Após o resultado das urnas, neste domingo (30), Cid comemorou a vitória do petista. “Venceu o Brasil que respeita as instituições e tem apreço pela democracia. Outra vez o Nordeste demonstra a força de um povo que não aceita retrocessos. Agora é hora de seguir em frente porque o resultado das eleições nos mostra que temos um Brasil para reunir e reconstruir”, escreveu nas redes sociais.
Mais cedo, ao votar, o pedetista defendeu a manutenção da aliança com os petistas. “É importante que a gente dê passos no sentido de restabelecer uma relação, que é uma relação que, ao meu juízo, tem feito bem ao Ceará nesses últimos 16 anos", afirmou, referindo-se à relação entre PT e PDT no estado.
Um dos focos de resistência no PDT é o próprio irmão de Cid, o ex-candidato Ciro Gomes. O ex-ministro demonstrou insatisfação durante toda a campanha com a proximidade de seus irmãos, Cid e Ivo Gomes, prefeito de Sobral, com a campanha do PT no Ceará, que terminou elegendo Elmano de Freitas.
Neste domingo, Ciro demonstrou preocupação com o futuro do Brasil. "Eu chego (para votar) com muita preocupação com o futuro próximo do País. O nível de radicalização, de divisão a que o sistema levou nosso povo é uma coisa que me preocupa gravemente. Espero muito que Deus abençoe essa grande nação e que qualquer que seja o eleito amanhã faça um esforço verdadeiro para reconciliar o nosso País".
Força do bolsonarismo
No segundo turno, após visita a Fortaleza e mudanças no engajamento de correligionários e outros aliados, Jair Bolsonaro aumentou a votação em pouco mais de 256,6 mil votos no Estado.

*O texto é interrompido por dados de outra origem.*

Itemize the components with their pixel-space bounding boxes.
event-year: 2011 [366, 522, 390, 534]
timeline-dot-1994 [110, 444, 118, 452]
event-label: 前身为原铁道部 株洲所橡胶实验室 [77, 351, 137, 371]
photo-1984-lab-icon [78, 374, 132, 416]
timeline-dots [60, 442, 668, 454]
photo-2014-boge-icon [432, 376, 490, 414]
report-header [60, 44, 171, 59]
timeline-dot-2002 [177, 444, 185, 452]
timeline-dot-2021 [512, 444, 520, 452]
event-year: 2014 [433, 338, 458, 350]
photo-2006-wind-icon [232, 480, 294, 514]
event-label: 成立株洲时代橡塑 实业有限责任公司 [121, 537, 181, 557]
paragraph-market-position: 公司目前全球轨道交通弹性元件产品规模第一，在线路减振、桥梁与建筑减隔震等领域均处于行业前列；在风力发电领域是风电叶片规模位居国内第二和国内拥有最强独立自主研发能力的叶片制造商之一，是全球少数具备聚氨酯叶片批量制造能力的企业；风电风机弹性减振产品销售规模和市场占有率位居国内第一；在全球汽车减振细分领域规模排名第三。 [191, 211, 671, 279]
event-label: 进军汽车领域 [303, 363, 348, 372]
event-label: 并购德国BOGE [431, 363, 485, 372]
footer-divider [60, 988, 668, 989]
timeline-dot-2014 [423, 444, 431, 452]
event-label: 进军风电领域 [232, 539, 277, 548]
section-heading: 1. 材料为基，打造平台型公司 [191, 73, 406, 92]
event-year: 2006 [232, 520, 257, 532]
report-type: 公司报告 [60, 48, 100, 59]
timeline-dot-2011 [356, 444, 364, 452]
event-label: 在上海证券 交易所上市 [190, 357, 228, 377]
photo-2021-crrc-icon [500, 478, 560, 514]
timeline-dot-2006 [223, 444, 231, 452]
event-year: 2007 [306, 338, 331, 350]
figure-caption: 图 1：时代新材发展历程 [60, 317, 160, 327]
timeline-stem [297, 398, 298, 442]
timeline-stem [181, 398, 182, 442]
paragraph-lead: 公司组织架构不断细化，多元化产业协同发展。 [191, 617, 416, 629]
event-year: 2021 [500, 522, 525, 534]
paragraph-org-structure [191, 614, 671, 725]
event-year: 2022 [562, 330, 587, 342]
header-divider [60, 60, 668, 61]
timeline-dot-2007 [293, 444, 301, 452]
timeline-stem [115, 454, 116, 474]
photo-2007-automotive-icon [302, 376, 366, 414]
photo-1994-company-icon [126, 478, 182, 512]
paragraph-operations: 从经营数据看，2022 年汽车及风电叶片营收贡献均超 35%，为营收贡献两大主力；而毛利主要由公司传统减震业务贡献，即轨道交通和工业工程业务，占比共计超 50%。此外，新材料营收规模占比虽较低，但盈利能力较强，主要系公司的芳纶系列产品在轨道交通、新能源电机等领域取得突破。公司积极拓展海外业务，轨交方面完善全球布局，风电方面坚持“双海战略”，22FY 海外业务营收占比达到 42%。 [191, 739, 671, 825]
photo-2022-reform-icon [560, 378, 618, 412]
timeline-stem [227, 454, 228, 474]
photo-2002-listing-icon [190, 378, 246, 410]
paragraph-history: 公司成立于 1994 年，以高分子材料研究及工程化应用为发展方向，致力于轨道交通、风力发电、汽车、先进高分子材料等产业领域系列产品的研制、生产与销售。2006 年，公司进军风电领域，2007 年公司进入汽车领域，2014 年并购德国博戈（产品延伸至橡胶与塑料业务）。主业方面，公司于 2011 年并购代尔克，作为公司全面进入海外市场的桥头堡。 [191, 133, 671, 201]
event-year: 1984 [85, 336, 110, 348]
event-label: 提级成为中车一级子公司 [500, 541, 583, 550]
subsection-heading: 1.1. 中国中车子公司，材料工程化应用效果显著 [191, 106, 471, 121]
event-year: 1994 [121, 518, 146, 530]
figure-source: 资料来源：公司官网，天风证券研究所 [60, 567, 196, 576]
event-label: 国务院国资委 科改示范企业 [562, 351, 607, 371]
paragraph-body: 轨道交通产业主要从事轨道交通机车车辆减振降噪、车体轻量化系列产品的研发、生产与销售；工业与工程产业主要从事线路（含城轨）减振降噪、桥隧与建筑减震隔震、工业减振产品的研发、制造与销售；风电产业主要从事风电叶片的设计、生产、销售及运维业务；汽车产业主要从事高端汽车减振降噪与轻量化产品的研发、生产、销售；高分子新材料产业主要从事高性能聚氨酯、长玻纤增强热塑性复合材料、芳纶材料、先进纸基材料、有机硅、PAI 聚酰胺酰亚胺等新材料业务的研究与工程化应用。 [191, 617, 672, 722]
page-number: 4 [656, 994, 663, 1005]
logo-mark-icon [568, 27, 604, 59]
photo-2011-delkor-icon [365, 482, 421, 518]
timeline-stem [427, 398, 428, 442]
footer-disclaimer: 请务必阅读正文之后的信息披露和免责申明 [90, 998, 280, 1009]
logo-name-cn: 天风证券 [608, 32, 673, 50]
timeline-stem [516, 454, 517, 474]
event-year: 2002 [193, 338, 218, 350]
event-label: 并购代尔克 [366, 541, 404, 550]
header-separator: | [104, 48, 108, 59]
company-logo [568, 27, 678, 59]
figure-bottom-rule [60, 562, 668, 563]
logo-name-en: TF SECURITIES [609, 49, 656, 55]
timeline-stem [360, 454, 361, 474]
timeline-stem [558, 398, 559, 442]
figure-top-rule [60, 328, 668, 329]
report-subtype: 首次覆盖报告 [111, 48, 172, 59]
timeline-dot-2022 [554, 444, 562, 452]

Mesmo com a derrota do presidente, o bolsonarismo no Ceará tem lideranças que saem fortalecida do pleito. André Fernandes (PL) foi o candidato a deputado federal mais votado do estado, assim como Carmelo Neto (PL) foi o mais votado para a Assembleia Legislativa.
Partido do presidente, o PL fez o maior número de parlamentares da bancada cearense na Câmara dos Deputados - empatado com o PDT - com 5 eleitos. Também elegeram 4 deputados estaduais no Ceará.
Jonael Pontes aponta que essa oposição bolsonarista deve continuar "fazendo e utilizadando as mesmas táticas", principalmente as envoltas em uma "atmosfera de conspiração". Neste caso, atuariam aqueles parlamentares "alinhados ideologicamente ao bolsonarismo de maneira mais orgânica".
Monalisa Soares lembra que a oposição chegou fortalecida para o pleito de 2022, depois de ter crescido com os resultados das eleições de 2020. "Mas essa própria oposição foi sendo implodida", completa.
"A oposição no Ceará vai ter que se reagrupar como uma tentativa de conseguir, minimamente, manter o seu poder. Elegeu deputados, os dois puxadores de votos, mas também vão precisar se organizar nessa atuação parlamentar. O fortalecimento dessa oposição depende dos recursos que terão ou não disponíveis para mobilizar", ressalta.